Retailers across the country have been hit by lockdowns, forcing them to find new ways to stay relevant and operational in the age of COVID-19. While many restaurants have stayed afloat through delivery service, retailers are now wondering how they can weather the pandemic as well. Here are 3 steps that could help your business.

1. Go Digital

The  most important thing to do is to ensure that your digital presence is up and running. Companies that were mostly web-based prior to the crisis have faced less trouble in the past months, while businesses that were solely operating in-store are now kicking themselves.

Alex Fitzgerald, a manager of consumer practice at consulting firm Kearney, says that while smaller businesses are quickly adapting to engage with customers online, large brick-and-mortar retailers, like most department stores, are having trouble keeping up. These more traditional stores usually rely heavily on in-person shopping, especially in shopping malls, which have been shut-down amid the pandemic. But out of the crisis could also come opportunity for newer companies to gain market share online.

Fitzgerald says of the sudden surge in e-commerce, “If you think about long-term shifts, this is an acceleration towards digital…We were already seeing it, but this just changes it to beyond just commerce to really solidify the role that digital can play in engagement.”

It’s also important to recognize that people stuck at home might be more incentivized than ever to indulge online shopping sprees. The combination of boredom and a credit card might lead to great revenue streams for online businesses.

2. Employ A Preorder or Backorder Model

Although the surge in e-commerce represents expanded opportunity, increasing supply-chain issues caused by travel and business restrictions pose a risk. One way to handle this issue is to use a pre-order model.

A pre-order model involves informing customers that their items will take longer than usual to ship. If communication is immediately clear and specific, customers will feel more comfortable as they await their purchase, and less likely to cancel a delayed order. 

Helena Price Hambrecht, the co-founder of Haus, a direct-to-consumer alcohol brand, says that pre-order models can “fill in at least some gaps [as retailers work] to navigate uncertain and ever-evolving conditions successfully.” However, she does warn that in order for the system to work, you must provide customers with a specific date for delivery.  “If you cannot confidently share a delivery date with the customer, you are sold out,” she warns. “Don’t sell what you can’t deliver.”

Ironically, the model is most essential when it comes to less expensive products. Customers making a large purchase generally don’t mind waiting a little longer for their big-ticket item to arrive. But people tend to get more impatient when waiting around for cheaper consumables.

3. Alter Your Marketing Approach

Lastly, changing times call for a change in marketing. During this lockdown period, people are craving interpersonal communication and a personal touch more than ever.
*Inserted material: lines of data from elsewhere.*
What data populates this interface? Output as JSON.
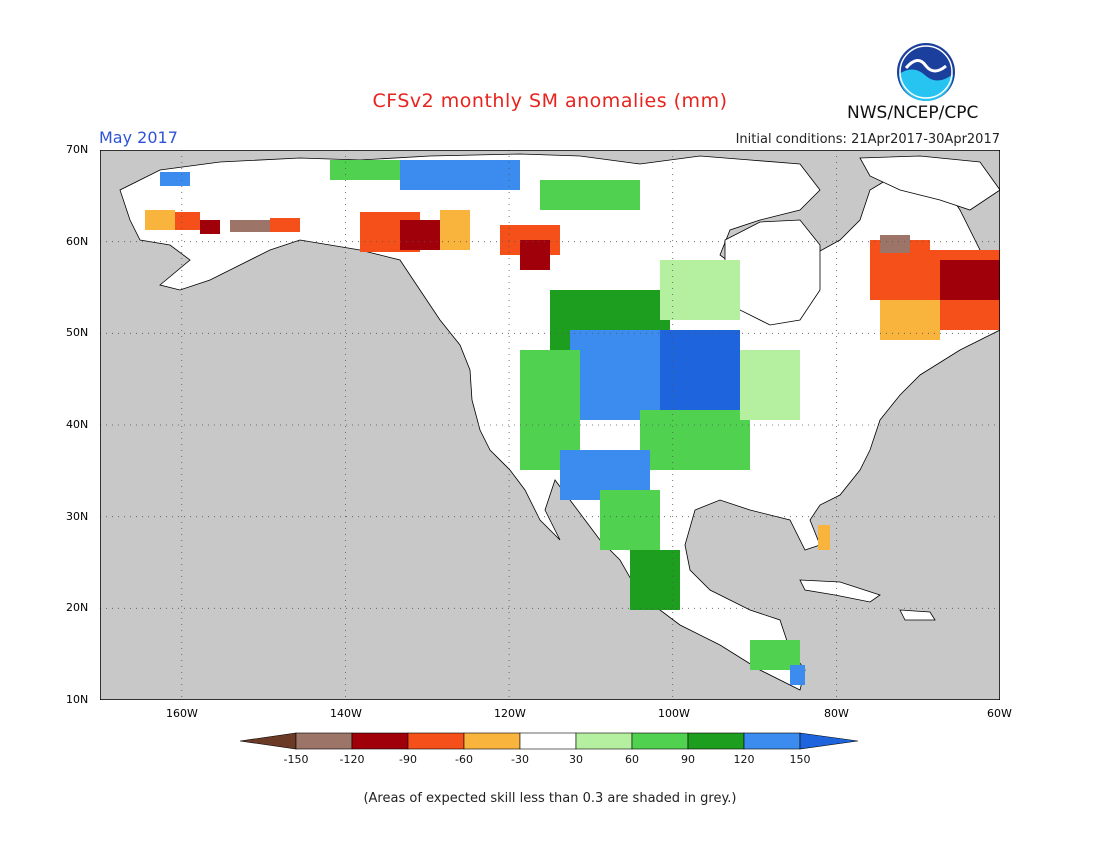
{
  "header": {
    "title": "CFSv2 monthly SM anomalies (mm)",
    "month": "May 2017",
    "initial_conditions": "Initial conditions: 21Apr2017-30Apr2017",
    "agency": "NWS/NCEP/CPC",
    "logo_text": "NOAA"
  },
  "map": {
    "lat_labels": [
      "70N",
      "60N",
      "50N",
      "40N",
      "30N",
      "20N",
      "10N"
    ],
    "lon_labels": [
      "160W",
      "140W",
      "120W",
      "100W",
      "80W",
      "60W"
    ],
    "lat_range": [
      10,
      70
    ],
    "lon_range": [
      -170,
      -60
    ],
    "background_color": "#c8c8c8",
    "land_color": "#ffffff",
    "grid": "dotted"
  },
  "legend": {
    "labels": [
      "-150",
      "-120",
      "-90",
      "-60",
      "-30",
      "30",
      "60",
      "90",
      "120",
      "150"
    ],
    "colors": [
      "#6b3a26",
      "#9c7468",
      "#a0000a",
      "#f5501a",
      "#f8b43c",
      "#ffffff",
      "#b4f0a0",
      "#50d250",
      "#1e9e1e",
      "#3c8cf0",
      "#1e64dc"
    ]
  },
  "footnote": "(Areas of expected skill less than 0.3 are shaded in grey.)"
}
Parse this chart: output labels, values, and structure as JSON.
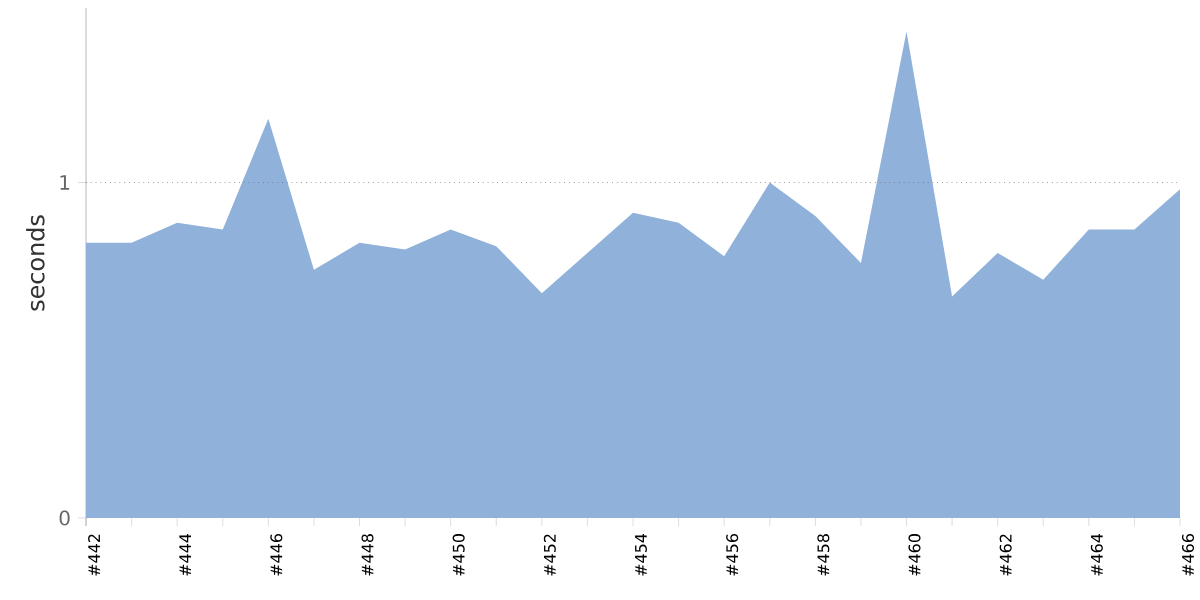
{
  "chart_data": {
    "type": "area",
    "ylabel": "seconds",
    "categories": [
      "#442",
      null,
      "#444",
      null,
      "#446",
      null,
      "#448",
      null,
      "#450",
      null,
      "#452",
      null,
      "#454",
      null,
      "#456",
      null,
      "#458",
      null,
      "#460",
      null,
      "#462",
      null,
      "#464",
      null,
      "#466"
    ],
    "series": [
      {
        "color": "#8fb1da",
        "values": [
          0.82,
          0.82,
          0.88,
          0.86,
          1.19,
          0.74,
          0.82,
          0.8,
          0.86,
          0.81,
          0.67,
          0.79,
          0.91,
          0.88,
          0.78,
          1.0,
          0.9,
          0.76,
          1.45,
          0.66,
          0.79,
          0.71,
          0.86,
          0.86,
          0.98
        ]
      }
    ],
    "ylim": [
      0,
      1.52
    ],
    "yticks": [
      0,
      1
    ],
    "ref_lines": [
      {
        "axis": "y",
        "value": 1,
        "line_style": "dotted",
        "color": "#666666"
      }
    ]
  }
}
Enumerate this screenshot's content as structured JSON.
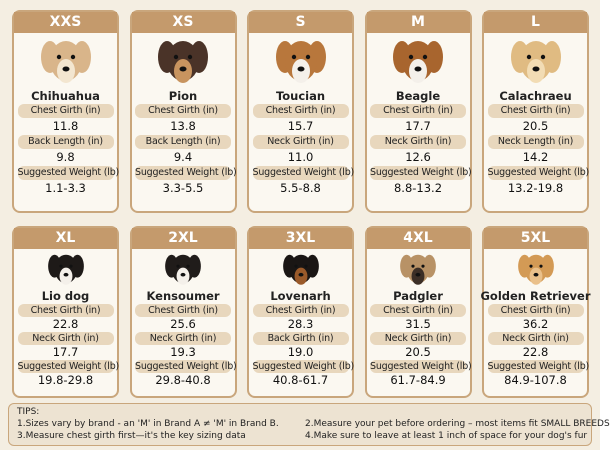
{
  "cards": [
    {
      "size": "XXS",
      "breed": "Chihuahua",
      "rows": [
        {
          "label": "Chest Girth (in)",
          "value": "11.8"
        },
        {
          "label": "Back Length (in)",
          "value": "9.8"
        },
        {
          "label": "Suggested Weight (lb)",
          "value": "1.1-3.3"
        }
      ]
    },
    {
      "size": "XS",
      "breed": "Pion",
      "rows": [
        {
          "label": "Chest Girth (in)",
          "value": "13.8"
        },
        {
          "label": "Back Length (in)",
          "value": "9.4"
        },
        {
          "label": "Suggested Weight (lb)",
          "value": "3.3-5.5"
        }
      ]
    },
    {
      "size": "S",
      "breed": "Toucian",
      "rows": [
        {
          "label": "Chest Girth (in)",
          "value": "15.7"
        },
        {
          "label": "Neck Girth (in)",
          "value": "11.0"
        },
        {
          "label": "Suggested Weight (lb)",
          "value": "5.5-8.8"
        }
      ]
    },
    {
      "size": "M",
      "breed": "Beagle",
      "rows": [
        {
          "label": "Chest Girth (in)",
          "value": "17.7"
        },
        {
          "label": "Neck Girth (in)",
          "value": "12.6"
        },
        {
          "label": "Suggested Weight (lb)",
          "value": "8.8-13.2"
        }
      ]
    },
    {
      "size": "L",
      "breed": "Calachraeu",
      "rows": [
        {
          "label": "Chest Girth (in)",
          "value": "20.5"
        },
        {
          "label": "Neck Length (in)",
          "value": "14.2"
        },
        {
          "label": "Suggested Weight (lb)",
          "value": "13.2-19.8"
        }
      ]
    },
    {
      "size": "XL",
      "breed": "Lio dog",
      "rows": [
        {
          "label": "Chest Girth (in)",
          "value": "22.8"
        },
        {
          "label": "Neck Girth (in)",
          "value": "17.7"
        },
        {
          "label": "Suggested Weight (lb)",
          "value": "19.8-29.8"
        }
      ]
    },
    {
      "size": "2XL",
      "breed": "Kensoumer",
      "rows": [
        {
          "label": "Chest Girth (in)",
          "value": "25.6"
        },
        {
          "label": "Neck Girth (in)",
          "value": "19.3"
        },
        {
          "label": "Suggested Weight (lb)",
          "value": "29.8-40.8"
        }
      ]
    },
    {
      "size": "3XL",
      "breed": "Lovenarh",
      "rows": [
        {
          "label": "Chest Girth (in)",
          "value": "28.3"
        },
        {
          "label": "Back Girth (in)",
          "value": "19.0"
        },
        {
          "label": "Suggested Weight (lb)",
          "value": "40.8-61.7"
        }
      ]
    },
    {
      "size": "4XL",
      "breed": "Padgler",
      "rows": [
        {
          "label": "Chest Girth (in)",
          "value": "31.5"
        },
        {
          "label": "Neck Girth (in)",
          "value": "20.5"
        },
        {
          "label": "Suggested Weight (lb)",
          "value": "61.7-84.9"
        }
      ]
    },
    {
      "size": "5XL",
      "breed": "Golden Retriever",
      "rows": [
        {
          "label": "Chest Girth (in)",
          "value": "36.2"
        },
        {
          "label": "Neck Girth (in)",
          "value": "22.8"
        },
        {
          "label": "Suggested Weight (lb)",
          "value": "84.9-107.8"
        }
      ]
    }
  ],
  "tips": {
    "title": "TIPS:",
    "items": [
      "1.Sizes vary by brand - an 'M' in Brand A ≠ 'M' in Brand B.",
      "2.Measure your pet before ordering – most items fit SMALL BREEDS",
      "3.Measure chest girth first—it's the key sizing data",
      "4.Make sure to leave at least 1 inch of space for your dog's fur"
    ]
  }
}
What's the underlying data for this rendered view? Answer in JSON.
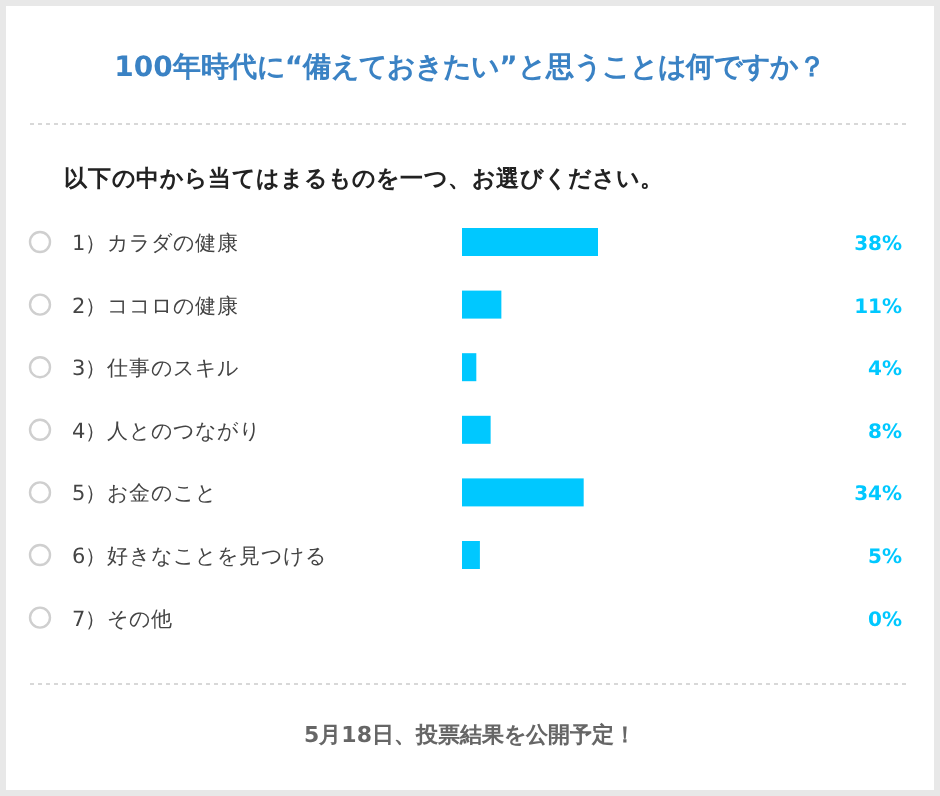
{
  "chart_data": {
    "type": "bar",
    "orientation": "horizontal",
    "title": "100年時代に“備えておきたい”と思うことは何ですか？",
    "subtitle": "以下の中から当てはまるものを一つ、お選びください。",
    "categories": [
      "1）カラダの健康",
      "2）ココロの健康",
      "3）仕事のスキル",
      "4）人とのつながり",
      "5）お金のこと",
      "6）好きなことを見つける",
      "7）その他"
    ],
    "values": [
      38,
      11,
      4,
      8,
      34,
      5,
      0
    ],
    "value_labels": [
      "38%",
      "11%",
      "4%",
      "8%",
      "34%",
      "5%",
      "0%"
    ],
    "color": "#00c8ff",
    "annotations": [
      "5月18日、投票結果を公開予定！"
    ]
  }
}
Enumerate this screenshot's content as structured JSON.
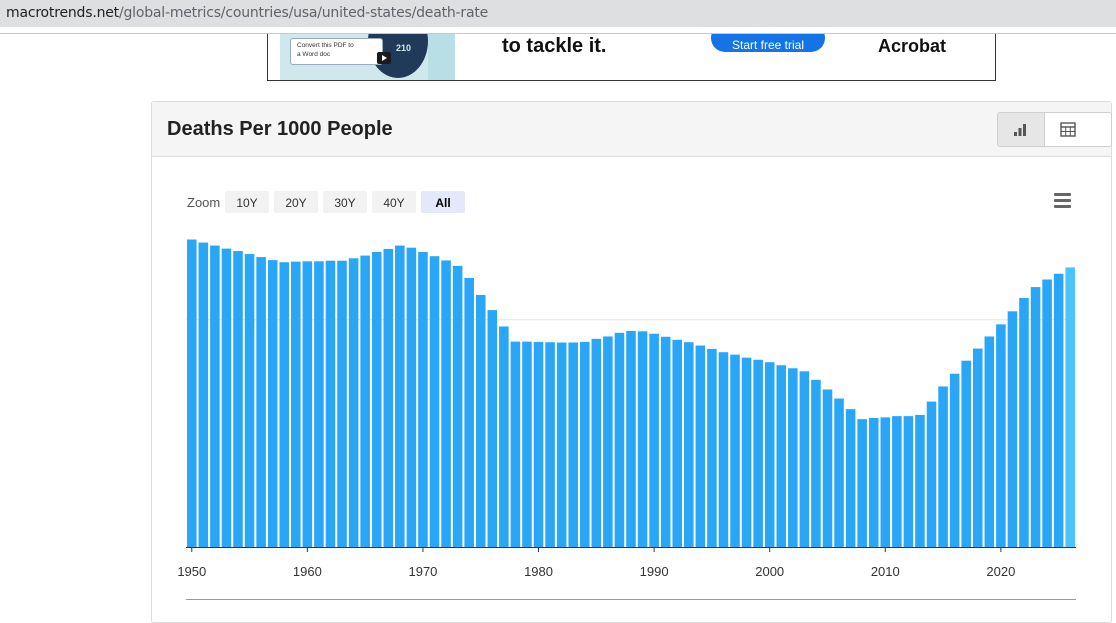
{
  "browser": {
    "url_host": "macrotrends.net",
    "url_path": "/global-metrics/countries/usa/united-states/death-rate"
  },
  "ad": {
    "card_line1": "Convert this PDF to",
    "card_line2": "a Word doc",
    "disc_number": "210",
    "headline": "to tackle it.",
    "cta": "Start free trial",
    "brand": "Acrobat"
  },
  "panel": {
    "title": "Deaths Per 1000 People",
    "views": [
      {
        "name": "chart",
        "icon": "bar-chart-icon",
        "active": true
      },
      {
        "name": "table",
        "icon": "table-icon",
        "active": false
      }
    ]
  },
  "zoom": {
    "label": "Zoom",
    "options": [
      "10Y",
      "20Y",
      "30Y",
      "40Y",
      "All"
    ],
    "selected": "All"
  },
  "colors": {
    "bar": "#2aa6f7",
    "bar_latest": "#4bc3fb",
    "axis": "#333333"
  },
  "chart_data": {
    "type": "bar",
    "title": "Deaths Per 1000 People",
    "xlabel": "",
    "ylabel": "",
    "x_tick_labels": [
      "1950",
      "1960",
      "1970",
      "1980",
      "1990",
      "2000",
      "2010",
      "2020"
    ],
    "ylim": [
      0,
      10.2
    ],
    "gridlines_y": [
      7.5
    ],
    "grid": true,
    "x": [
      1950,
      1951,
      1952,
      1953,
      1954,
      1955,
      1956,
      1957,
      1958,
      1959,
      1960,
      1961,
      1962,
      1963,
      1964,
      1965,
      1966,
      1967,
      1968,
      1969,
      1970,
      1971,
      1972,
      1973,
      1974,
      1975,
      1976,
      1977,
      1978,
      1979,
      1980,
      1981,
      1982,
      1983,
      1984,
      1985,
      1986,
      1987,
      1988,
      1989,
      1990,
      1991,
      1992,
      1993,
      1994,
      1995,
      1996,
      1997,
      1998,
      1999,
      2000,
      2001,
      2002,
      2003,
      2004,
      2005,
      2006,
      2007,
      2008,
      2009,
      2010,
      2011,
      2012,
      2013,
      2014,
      2015,
      2016,
      2017,
      2018,
      2019,
      2020,
      2021,
      2022,
      2023,
      2024,
      2025,
      2026
    ],
    "series": [
      {
        "values": [
          10.15,
          10.05,
          9.95,
          9.85,
          9.77,
          9.67,
          9.57,
          9.47,
          9.4,
          9.42,
          9.43,
          9.43,
          9.45,
          9.45,
          9.53,
          9.62,
          9.74,
          9.84,
          9.95,
          9.88,
          9.74,
          9.6,
          9.46,
          9.28,
          8.88,
          8.32,
          7.82,
          7.28,
          6.78,
          6.78,
          6.77,
          6.76,
          6.75,
          6.75,
          6.77,
          6.87,
          6.95,
          7.07,
          7.13,
          7.12,
          7.04,
          6.94,
          6.84,
          6.76,
          6.65,
          6.54,
          6.43,
          6.35,
          6.25,
          6.18,
          6.1,
          6.0,
          5.9,
          5.8,
          5.52,
          5.2,
          4.9,
          4.55,
          4.22,
          4.26,
          4.28,
          4.32,
          4.32,
          4.36,
          4.8,
          5.3,
          5.72,
          6.15,
          6.55,
          6.95,
          7.35,
          7.78,
          8.22,
          8.58,
          8.83,
          9.02,
          9.23
        ]
      }
    ]
  }
}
Creating and expanding loyalty programs will ensure returning customers. Adding small touches like a personal note to a delivery can also strengthen consumer sentiment toward your business.

With close personal contact restricted, visible signage has also become much more important. If you have a physical location, make sure any new or improved delivery and contactless services are clearly advertised. Add that personal touch by making your signage humorous or relatable, showing that we are all experiencing hardship together.